In the review, they listed some of the issues that functional foods with probiotics have. In particular, they pointed out that some strains have genes that promote antibiotic resistance, which they believe could be passed onto pathogenic bacteria through gene transfer. They also highlighted that probiotics are prone to many changes. These include limited shelf life, as well as various sensitivities to product acidity, nutrient content, and the presence of growth promoters and inhibitors.
Postbiotics, they explain, do not have those problems. For one, they already contain a number of nutrients that benefit human health. According to Vallejo-Cordoba: “Soluble factors have been collected from several bacteria strains that include short chain fatty acids (SCFAs), enzymes, peptides, endo- and exo-polysaccharides, vitamins and organic acids.”

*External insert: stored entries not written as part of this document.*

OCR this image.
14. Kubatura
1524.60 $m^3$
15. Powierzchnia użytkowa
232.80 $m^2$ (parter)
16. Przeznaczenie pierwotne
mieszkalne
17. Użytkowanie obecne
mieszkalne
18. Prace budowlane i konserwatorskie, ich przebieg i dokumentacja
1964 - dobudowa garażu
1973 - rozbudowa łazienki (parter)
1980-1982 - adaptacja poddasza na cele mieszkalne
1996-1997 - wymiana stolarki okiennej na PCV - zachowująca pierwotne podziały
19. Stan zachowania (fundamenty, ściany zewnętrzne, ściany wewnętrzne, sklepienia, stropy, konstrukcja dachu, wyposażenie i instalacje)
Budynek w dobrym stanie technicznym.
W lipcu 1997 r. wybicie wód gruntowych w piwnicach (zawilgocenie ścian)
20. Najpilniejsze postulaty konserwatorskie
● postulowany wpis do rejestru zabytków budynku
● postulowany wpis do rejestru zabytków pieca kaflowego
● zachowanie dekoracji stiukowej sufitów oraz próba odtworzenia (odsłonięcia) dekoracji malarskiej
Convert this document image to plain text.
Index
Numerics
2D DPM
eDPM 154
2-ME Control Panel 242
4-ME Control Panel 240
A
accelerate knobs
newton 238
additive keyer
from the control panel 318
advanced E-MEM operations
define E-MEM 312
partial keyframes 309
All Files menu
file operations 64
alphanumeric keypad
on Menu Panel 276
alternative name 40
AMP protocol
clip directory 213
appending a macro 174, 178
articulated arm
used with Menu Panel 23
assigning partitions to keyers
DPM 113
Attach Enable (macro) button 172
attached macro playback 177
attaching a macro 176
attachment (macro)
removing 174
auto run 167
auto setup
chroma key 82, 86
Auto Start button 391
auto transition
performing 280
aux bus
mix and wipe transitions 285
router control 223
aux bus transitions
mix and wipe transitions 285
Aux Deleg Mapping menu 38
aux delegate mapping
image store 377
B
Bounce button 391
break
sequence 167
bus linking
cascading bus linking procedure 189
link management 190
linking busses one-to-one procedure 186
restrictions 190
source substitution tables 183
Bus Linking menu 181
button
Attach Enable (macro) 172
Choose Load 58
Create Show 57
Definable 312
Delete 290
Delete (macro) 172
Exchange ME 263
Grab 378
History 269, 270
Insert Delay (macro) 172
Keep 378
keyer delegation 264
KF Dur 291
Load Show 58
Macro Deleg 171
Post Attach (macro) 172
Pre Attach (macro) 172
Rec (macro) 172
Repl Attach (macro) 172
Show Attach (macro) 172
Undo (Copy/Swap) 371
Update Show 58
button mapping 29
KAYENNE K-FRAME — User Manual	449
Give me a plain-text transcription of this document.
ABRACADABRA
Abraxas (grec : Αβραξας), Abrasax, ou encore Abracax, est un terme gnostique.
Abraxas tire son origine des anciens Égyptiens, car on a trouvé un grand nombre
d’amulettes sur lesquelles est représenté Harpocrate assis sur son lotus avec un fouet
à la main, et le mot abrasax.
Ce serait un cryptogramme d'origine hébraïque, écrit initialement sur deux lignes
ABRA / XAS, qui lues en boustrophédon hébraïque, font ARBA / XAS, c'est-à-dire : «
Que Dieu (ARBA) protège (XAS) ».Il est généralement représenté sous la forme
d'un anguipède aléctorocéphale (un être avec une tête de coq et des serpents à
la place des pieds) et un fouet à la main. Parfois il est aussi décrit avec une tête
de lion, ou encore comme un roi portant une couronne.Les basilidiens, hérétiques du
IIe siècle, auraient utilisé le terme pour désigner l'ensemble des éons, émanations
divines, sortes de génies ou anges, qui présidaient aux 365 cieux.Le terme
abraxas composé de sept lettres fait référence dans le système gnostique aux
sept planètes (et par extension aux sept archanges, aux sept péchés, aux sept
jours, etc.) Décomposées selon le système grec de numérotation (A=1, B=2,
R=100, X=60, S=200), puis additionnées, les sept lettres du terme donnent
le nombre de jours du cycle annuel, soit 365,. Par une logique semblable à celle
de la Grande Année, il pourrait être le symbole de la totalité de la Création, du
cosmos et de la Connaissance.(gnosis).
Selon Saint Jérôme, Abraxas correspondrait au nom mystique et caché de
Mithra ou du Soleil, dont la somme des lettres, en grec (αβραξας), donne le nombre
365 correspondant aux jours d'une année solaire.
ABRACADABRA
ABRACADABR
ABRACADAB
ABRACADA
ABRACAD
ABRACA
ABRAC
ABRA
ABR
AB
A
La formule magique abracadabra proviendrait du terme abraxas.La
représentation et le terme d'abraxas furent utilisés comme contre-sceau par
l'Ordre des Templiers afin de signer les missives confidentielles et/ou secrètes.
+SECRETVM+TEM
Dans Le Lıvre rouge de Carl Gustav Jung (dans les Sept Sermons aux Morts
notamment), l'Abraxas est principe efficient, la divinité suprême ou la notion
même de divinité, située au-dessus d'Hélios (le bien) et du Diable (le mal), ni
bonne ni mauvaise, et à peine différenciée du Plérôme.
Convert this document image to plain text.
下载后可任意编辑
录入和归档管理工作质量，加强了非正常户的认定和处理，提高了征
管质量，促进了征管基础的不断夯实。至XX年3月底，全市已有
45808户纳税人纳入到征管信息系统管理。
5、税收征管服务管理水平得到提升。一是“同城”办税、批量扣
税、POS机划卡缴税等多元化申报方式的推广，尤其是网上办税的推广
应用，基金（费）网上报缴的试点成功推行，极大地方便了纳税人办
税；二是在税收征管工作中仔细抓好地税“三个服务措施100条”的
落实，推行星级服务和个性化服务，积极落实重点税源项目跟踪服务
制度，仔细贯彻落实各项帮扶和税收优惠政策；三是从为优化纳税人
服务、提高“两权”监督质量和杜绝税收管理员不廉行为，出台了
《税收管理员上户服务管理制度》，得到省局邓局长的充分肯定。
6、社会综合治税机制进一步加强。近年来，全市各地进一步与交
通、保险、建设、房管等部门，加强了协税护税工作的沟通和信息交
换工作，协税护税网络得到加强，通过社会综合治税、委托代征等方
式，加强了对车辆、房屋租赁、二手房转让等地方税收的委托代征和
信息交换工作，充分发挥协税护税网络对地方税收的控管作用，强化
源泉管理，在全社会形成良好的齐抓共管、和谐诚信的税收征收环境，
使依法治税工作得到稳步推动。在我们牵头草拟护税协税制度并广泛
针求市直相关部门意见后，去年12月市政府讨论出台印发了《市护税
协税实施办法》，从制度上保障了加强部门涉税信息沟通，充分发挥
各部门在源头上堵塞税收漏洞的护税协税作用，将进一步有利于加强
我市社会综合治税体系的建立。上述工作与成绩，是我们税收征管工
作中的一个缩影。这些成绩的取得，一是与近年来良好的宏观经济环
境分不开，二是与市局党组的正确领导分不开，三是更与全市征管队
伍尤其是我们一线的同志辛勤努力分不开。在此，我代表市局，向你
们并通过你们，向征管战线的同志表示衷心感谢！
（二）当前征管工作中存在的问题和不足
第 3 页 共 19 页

In addition, the team took note of the safety profile of postbiotics. While probiotics rely heavily on the number and metabolic activity of each strain, postbiotics can be used in a “controlled and standardized manner,” allowing them to be used as a standard treatment for many diseases. They also found that postbiotics contain molecules that displayed anti-inflammatory, immunomodulatory (regulates immune responses), anti-obesogenic (counters the effects of obesity), antihypertensive, hypocholesterolemic (lowers cholesterol), antiproliferative (prevents the spread of malignant cells), and antioxidant activities.
The effects of postbiotics, researchers posited, are not limited to digestion alone. In their review, they indicated that certain compounds contain nutrients that can greatly benefit the skin – opening the door to its potential use in personal care products. “These properties suggest that postbiotics may contribute, to the improvement of host health by improving specific physiological functions, even though the exact mechanisms have not been entirely elucidated,” they wrote.